2.8.In het tussenvonnis is onder 4.5 overwogen dat [gedaagde] c.s. door [uitzending I] gewaarschuwd waren dat de wijze waarop de verkoop plaatsvond, consequenties kon hebben en dat [gedaagde] c.s. op zitting hebben verklaard dat deze waarschuwing niet tot een (significante) aanpassing van de bedrijfsvoering heeft geleid. [gedaagde] c.s. heeft er tijdens zijn verhoor en in de conclusie na enquête op gewezen dat dit moet worden genuanceerd. [gedaagde] heeft hierover verklaard:
“Ik heb het tussenvonnis gelezen. Het viel mij op dat daarin de relatie met [tv-zender] gelijk
getrokken wordt aan de bedrijfsvoering. Wat ik daarmee bedoel, is dat de relatie met [tv-zender]
gewoon is doorgegaan maar dat er in de bedrijfsvoering van mijn bedrijf wel degelijk veel is
veranderd. Misschien heb ik dat niet goed uitgelegd op de vorige zitting. Het is zeker niet zo
dat er niks is gebeurd na [tv-programma] .“
[gedaagde] verklaarde verder dat zijn bedrijf al voor [uitzending I] bezig was met aanpassingen in verband met de gewijzigde Telecommunicatiewet en dat ze na [uitzending I] daar mee verder zijn gegaan:
“(…) Vanwege de invoering van de nieuwe Telecommunicatiewet zijn we een pilot begonnen op kantoor in [adres] . Daarbij werd het verkoopgesprek gesplitst in een precall (waarin interesse werd gepeild en bij interesse een vervolggesprek werd gepland) en het eigenlijke verkoopgesprek. (…) De pilot werd gedaan onder de naam [bedrijf] ; dat was toen nog niet de naam van [bedrijf 4] , maar dat was de naam van de pilot. Vanwege de invoering van de nieuwe Telecommunicatiewet moesten we er ook op toezien dat er geen gesprekken uitgingen naar natuurlijke personen; er mochten alleen rechtspersonen gebeld worden. Daar hebben we ook op toegezien, maar er slipte wel eens wat tussendoor. (…)
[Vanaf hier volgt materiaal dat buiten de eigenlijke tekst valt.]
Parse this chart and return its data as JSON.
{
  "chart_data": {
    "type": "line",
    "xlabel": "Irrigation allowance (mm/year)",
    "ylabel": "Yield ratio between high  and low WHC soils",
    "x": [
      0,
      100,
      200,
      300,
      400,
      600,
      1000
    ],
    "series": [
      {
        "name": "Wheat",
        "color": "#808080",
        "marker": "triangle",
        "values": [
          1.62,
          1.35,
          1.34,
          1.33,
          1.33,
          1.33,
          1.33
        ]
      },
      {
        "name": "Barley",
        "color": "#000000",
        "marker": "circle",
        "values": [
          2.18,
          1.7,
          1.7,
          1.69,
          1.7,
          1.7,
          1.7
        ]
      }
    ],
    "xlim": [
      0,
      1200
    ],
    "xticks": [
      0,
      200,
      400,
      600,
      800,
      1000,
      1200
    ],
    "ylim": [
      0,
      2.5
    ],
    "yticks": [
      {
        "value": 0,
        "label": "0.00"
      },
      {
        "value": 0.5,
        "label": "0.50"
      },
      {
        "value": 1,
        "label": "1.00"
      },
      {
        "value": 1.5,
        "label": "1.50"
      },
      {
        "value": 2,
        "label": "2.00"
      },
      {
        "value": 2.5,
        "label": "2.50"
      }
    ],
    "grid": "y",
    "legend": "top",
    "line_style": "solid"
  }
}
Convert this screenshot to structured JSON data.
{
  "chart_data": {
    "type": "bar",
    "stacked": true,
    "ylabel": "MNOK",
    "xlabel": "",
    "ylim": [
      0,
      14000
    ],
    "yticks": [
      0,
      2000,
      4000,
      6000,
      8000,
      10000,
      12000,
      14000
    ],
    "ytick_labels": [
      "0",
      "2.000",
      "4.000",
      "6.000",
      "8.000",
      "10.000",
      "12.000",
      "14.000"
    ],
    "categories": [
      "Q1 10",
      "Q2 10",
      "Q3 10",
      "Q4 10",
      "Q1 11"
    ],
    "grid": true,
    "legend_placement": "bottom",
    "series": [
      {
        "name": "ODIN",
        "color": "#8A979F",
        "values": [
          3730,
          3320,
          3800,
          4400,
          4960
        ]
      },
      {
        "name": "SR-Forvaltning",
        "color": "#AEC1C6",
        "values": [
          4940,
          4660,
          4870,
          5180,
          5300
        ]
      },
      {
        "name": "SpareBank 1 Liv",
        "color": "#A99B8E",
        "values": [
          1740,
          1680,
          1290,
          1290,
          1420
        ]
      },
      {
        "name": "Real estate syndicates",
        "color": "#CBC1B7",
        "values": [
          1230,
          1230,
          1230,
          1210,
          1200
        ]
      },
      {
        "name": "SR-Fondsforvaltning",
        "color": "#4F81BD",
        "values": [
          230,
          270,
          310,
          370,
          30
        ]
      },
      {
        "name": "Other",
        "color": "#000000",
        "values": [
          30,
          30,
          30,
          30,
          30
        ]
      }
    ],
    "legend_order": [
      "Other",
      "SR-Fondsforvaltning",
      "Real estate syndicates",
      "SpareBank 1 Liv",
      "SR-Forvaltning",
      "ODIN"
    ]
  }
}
De naam [bedrijf] is dus niet verzonnen als een reactie op [uitzending I] . Dat geldt ook voor het onderscheid precalling en closinggesprek. Ook was er dus al aandacht voor binnen het bedrijf dat natuurlijke personen niet gebeld mochten worden. (..)
(…)
Na [ [uitzending I] ] hadden we veel contact met [tv-zender] . Onze contactpersoon was [persoon D] . Er vond intensief overleg plaats. Dat resulteerde in de brief van 19 mei. Verder hield [tv-zender] in die periode een intensiever toezicht op ons. Een tijd lang werden voor alle klachten de geluidsopnamen aan [tv-zender] verstrekt. Ook weer wilde [tv-zender] een tijd lang met verkoopmedewerkers praten als er een klacht was geweest. Dat zakte na verloop van tijd wat weg. [tv-zender] beperkte zich toen wat meer tot de wat serieuzere klachten. De gevoeligheid bij [tv-zender] nam wat af.
(…)
Na de uitzending van [uitzending I] hebben we geprobeerd om met [tv-programma] in contact te komen om ze te laten zien welke verbeteringen waren doorgevoerd. Daarop zijn ze nooit ingegaan. U vraagt mij om nog wat specifieker te benoemen welke verbeteringen dat zijn.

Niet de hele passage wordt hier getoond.